Health Secretary Andrew Lansley has been urged to ensure tuberculosis jabs are offered to more youngsters across Birmingham, in a bid to halt the spread of the disease.

City MP John Hemming (Lib Dem Yardley) has written to Mr Lansley demanding action after Birmingham’s public health director, Dr Jim McManus, warned more vaccinations were needed.

The MP said all children at schools where a significant number of pupils came from Asian or African backgrounds should receive the jab.

At the moment, vaccinations are supposed to be provided for youngsters who come from parts of the world with a high incidence of TB, or whose parents or grandparents come from such countries. In practice, this means children whose families come from Asia or Africa.

But Mr Hemming wants their classmates all to be offered the vaccination as well.

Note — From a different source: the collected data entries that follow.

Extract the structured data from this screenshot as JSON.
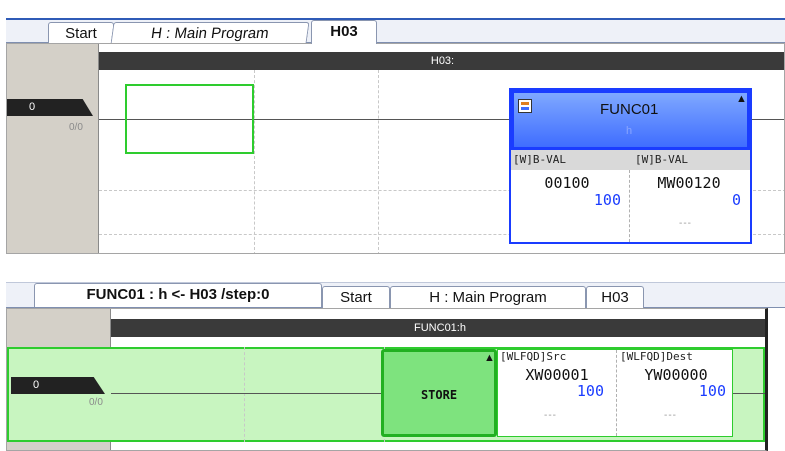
{
  "top": {
    "tabs": [
      {
        "label": "Start"
      },
      {
        "label": "H : Main Program"
      },
      {
        "label": "H03"
      }
    ],
    "header": "H03:",
    "row": {
      "number": "0",
      "sub": "0/0"
    },
    "func_block": {
      "name": "FUNC01",
      "sub": "h",
      "in_type": "[W]B-VAL",
      "out_type": "[W]B-VAL",
      "in_addr": "00100",
      "out_addr": "MW00120",
      "in_val": "100",
      "out_val": "0",
      "out_dash": "---"
    }
  },
  "bottom": {
    "tabs": [
      {
        "label": "FUNC01 : h <- H03 /step:0"
      },
      {
        "label": "Start"
      },
      {
        "label": "H : Main Program"
      },
      {
        "label": "H03"
      }
    ],
    "header": "FUNC01:h",
    "row": {
      "number": "0",
      "sub": "0/0"
    },
    "store_block": {
      "label": "STORE",
      "src_type": "[WLFQD]Src",
      "dest_type": "[WLFQD]Dest",
      "src_addr": "XW00001",
      "dest_addr": "YW00000",
      "src_val": "100",
      "dest_val": "100",
      "src_dash": "---",
      "dest_dash": "---"
    }
  },
  "colors": {
    "accent_blue": "#1a3cff",
    "active_green": "#2ecc2e",
    "highlight_green": "#c8f5c0"
  }
}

And he urged Mr Lansley to consider going further and offering routine vaccinations in parts of the city. The Department of Health should carry out “urgent work” to see exactly what was needed, Mr Hemming said.

He wrote the letter after Dr McManus published a report warning that the number of TB cases in Birmingham “is cause for concern”.

Government guidelines state that vaccinations should be offered to infants in communities where the number of TB cases is at least 40 per 100,00 residents.

But Heart of Birmingham Primary Care Trust, which covers Ladywood, Aston, Nechells and Sparkbrook, reported 264 cases in 2009, 99 cases per 100,000 people, while Birmingham North and East PCT, which includes Washwood Heath, Erdington, Yardley and Kingstanding, put the figure at 43 cases per 100,000.

Despite this, vaccinations are not being offered as standard in these areas.

TB cases across Birmingham and Solihull have increased in the past ten years by 107 per cent, compared to only 57 per cent nationally.

Mr Hemming said: “Tuberculosis is very hard to catch. it is not a disease that is passed on easily, but I do want the Secretary of State to look at this.”

A petition by Birmingham councillor Coun Gwyn Neilly (Lib Dem, Hodge Hill) calling for more vaccinations attracted more than 300 signatures within days of its launch. She said she planned to send the petition to Downing Street to force the Government to address the spread of the disease.